Education is crucial in preparing a student to become responsible adults who can help run the world sooner rather than later. From teachers to policemen, accountants, lawyers, doctors and nurses, they all received education in their youth to widen their knowledge and understanding of the world and where they fit in the equation.
But a lot has changed since the last time today’s adults were youth themselves. Technology was only used in big businesses back then and the closest an ordinary person has access to technology is in using home appliances. Today, even a toddler knows how to operate a smartphone. These modern-day contraptions were unheard of two decades ago, so it’s but fitting to wonder how popular ideas like social media affect student and their study habits. Is it helpful in terms of doing homework and research or does it make them lazy because all the answers can be found in just one search?
But times have changed. Students now know to keep their Facebook profiles spotless. Regular “Facebook cleanups” are a thing, with savvy high-school students conducting a precollege scrub to sanitize their various profiles.
Fear and anxiety — about being barred from college, getting kicked off a team or a sorority, being passed over for an internship or a job — are driving this vigilance on social media. The wrong post has the potential to go viral. So we have entered a new stage in the digital 21st century: the professionalization of social media. And that professionalization has led to a new phenomenon, especially among young people: the transformation of the self as brand. While that shift has been good in some ways, they, and we, have lost something in the evolution.
Our students are now some of the most responsible and self-aware users of social media. We — their professors, college and career counselors, mentors, coaches, and parents — have instilled fear in them about the high stakes of posting online, as I discovered in interviews with nearly 200 students at 13 colleges and universities, and from an online survey of more than 800 participants.
Students these days know how to protect their online reputation especially when it involves their personal accounts. One can easily lose a scholarship, internship, or get fired from a job because of careless comments or vulgar posts that a sensible and responsible soon-to-be adult or young adult should not make. It’s also the reason why many students also create a different account using a pseudonym to protect their reputation and at the same time enjoy full freedom of being able to let loose and show their true colors without worrying about its nasty repercussions.
What if I told you that social media is killing school? Though we don’t like to think about that, it’s slowly become more and more real.

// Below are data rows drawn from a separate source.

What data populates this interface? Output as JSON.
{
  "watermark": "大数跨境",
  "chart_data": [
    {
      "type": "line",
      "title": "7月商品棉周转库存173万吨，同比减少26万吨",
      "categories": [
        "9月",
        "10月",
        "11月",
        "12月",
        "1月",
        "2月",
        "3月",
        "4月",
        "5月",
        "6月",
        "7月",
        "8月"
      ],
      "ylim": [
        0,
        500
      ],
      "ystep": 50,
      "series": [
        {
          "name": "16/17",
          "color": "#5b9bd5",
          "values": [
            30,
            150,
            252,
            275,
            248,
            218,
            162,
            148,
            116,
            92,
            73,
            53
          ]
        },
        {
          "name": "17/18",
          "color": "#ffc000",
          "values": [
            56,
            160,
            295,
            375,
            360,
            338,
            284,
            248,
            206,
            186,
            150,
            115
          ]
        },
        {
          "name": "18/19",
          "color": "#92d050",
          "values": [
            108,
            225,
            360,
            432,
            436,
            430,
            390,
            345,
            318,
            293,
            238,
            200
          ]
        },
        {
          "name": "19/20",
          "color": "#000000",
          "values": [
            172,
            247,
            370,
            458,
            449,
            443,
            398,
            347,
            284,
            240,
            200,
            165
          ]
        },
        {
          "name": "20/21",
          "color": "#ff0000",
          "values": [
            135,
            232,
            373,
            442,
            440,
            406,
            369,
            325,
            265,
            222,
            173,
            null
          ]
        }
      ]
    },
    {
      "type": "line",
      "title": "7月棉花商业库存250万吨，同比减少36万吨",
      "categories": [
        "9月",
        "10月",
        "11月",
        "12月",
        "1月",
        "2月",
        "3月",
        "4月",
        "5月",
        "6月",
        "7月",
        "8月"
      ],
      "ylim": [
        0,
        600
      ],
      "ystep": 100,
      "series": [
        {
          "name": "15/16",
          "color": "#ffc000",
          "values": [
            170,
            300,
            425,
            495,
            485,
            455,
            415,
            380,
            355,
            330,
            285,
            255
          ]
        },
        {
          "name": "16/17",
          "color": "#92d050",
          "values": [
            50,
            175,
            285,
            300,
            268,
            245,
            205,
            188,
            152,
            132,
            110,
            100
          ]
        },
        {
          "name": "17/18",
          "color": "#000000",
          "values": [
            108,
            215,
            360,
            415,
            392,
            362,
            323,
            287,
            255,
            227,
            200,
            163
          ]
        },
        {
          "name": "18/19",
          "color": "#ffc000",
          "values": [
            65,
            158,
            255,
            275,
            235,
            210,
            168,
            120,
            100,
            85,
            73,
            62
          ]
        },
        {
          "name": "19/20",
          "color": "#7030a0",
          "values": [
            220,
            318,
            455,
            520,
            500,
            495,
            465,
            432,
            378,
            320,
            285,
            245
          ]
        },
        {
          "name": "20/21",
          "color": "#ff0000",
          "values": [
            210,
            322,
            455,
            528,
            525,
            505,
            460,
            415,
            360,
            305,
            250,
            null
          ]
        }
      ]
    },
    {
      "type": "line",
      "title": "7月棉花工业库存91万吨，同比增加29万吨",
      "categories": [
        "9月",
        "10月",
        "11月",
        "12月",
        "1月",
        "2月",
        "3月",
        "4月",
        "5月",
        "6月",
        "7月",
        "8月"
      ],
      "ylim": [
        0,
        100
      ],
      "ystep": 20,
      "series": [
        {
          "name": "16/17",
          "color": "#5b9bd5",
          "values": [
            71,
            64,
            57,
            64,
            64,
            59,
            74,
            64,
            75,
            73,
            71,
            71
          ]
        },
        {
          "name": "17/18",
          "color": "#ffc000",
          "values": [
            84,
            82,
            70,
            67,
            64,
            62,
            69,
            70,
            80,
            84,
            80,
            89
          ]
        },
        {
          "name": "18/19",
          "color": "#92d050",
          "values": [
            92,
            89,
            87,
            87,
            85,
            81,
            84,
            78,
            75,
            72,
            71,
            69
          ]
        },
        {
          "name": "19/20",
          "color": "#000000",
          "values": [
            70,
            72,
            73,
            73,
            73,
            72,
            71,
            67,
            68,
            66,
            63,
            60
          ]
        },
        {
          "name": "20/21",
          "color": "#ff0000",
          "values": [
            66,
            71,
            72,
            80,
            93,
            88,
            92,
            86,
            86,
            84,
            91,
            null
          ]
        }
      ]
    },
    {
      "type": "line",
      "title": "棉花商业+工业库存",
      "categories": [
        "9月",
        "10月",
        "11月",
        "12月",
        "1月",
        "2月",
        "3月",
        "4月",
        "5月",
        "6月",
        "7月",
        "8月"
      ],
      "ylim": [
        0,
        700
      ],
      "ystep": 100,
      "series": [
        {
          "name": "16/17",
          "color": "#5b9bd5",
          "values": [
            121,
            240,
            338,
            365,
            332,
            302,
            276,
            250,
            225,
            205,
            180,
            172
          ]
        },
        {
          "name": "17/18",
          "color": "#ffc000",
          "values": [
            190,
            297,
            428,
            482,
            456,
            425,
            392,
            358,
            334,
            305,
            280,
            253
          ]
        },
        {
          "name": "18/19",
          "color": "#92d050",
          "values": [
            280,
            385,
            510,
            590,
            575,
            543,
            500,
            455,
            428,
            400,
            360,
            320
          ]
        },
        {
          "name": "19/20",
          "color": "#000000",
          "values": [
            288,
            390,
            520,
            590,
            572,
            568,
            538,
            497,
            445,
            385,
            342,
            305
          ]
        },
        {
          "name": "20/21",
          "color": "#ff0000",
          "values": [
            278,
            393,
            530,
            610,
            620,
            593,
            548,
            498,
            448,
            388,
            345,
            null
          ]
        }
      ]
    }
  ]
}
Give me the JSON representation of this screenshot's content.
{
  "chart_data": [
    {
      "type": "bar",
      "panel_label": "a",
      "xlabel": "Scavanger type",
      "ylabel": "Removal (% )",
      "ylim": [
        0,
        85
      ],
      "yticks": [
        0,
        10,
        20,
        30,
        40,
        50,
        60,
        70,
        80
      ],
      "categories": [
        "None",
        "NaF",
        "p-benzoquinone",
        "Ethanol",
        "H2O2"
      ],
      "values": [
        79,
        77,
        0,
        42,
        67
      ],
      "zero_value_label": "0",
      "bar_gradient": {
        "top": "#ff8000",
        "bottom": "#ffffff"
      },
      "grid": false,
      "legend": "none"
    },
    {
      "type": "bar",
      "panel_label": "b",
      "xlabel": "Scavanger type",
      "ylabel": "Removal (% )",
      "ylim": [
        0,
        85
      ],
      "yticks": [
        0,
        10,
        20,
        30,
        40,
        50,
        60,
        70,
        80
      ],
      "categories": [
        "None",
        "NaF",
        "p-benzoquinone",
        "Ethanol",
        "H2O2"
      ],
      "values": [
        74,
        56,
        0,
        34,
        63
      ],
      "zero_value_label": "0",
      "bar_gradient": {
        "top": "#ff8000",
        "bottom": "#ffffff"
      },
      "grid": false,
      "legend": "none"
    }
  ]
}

What does an important research paper do compared to a powerful meme?
According to Word Stream, 81 percent of Millennials uses twitter at least once a day. 22 percent of the world’s population uses Facebook. These are numbers that you just don’t see in higher education.
Imagine if we had our community of educated professors engaging the masses through memes, gifs, and clever tweets. Too often, they’re stuck in their offices, grading papers for students who don’t care about their grades.
The question now remains of how we should handle this transfer of social power. Should we fight the power that social media has given students or should we embrace it?
Nine out of ten teens have a social media account. If only they also go to school and finish college, then the world will definitely be a better place instead of having these young kids browsing the web all day and having a laugh or two on some senseless memes. These students already know how powerful social media is and there’s no point in telling them that. Almost all students also own a smartphone, so access to social networks aren’t an issue anymore as there is WiFi connection or a more pricey cellular data.
It is easy to see the negative aspects of social media because it is what’s always highlighted by adults and by the media. But like in business, social media can also help students learn more about these tech advancements and make doing research easier in aid of higher learning when used properly. Educators today are starting to realize this and take advantage of the benefits of social media in nurturing the young minds of the future leaders of our nation.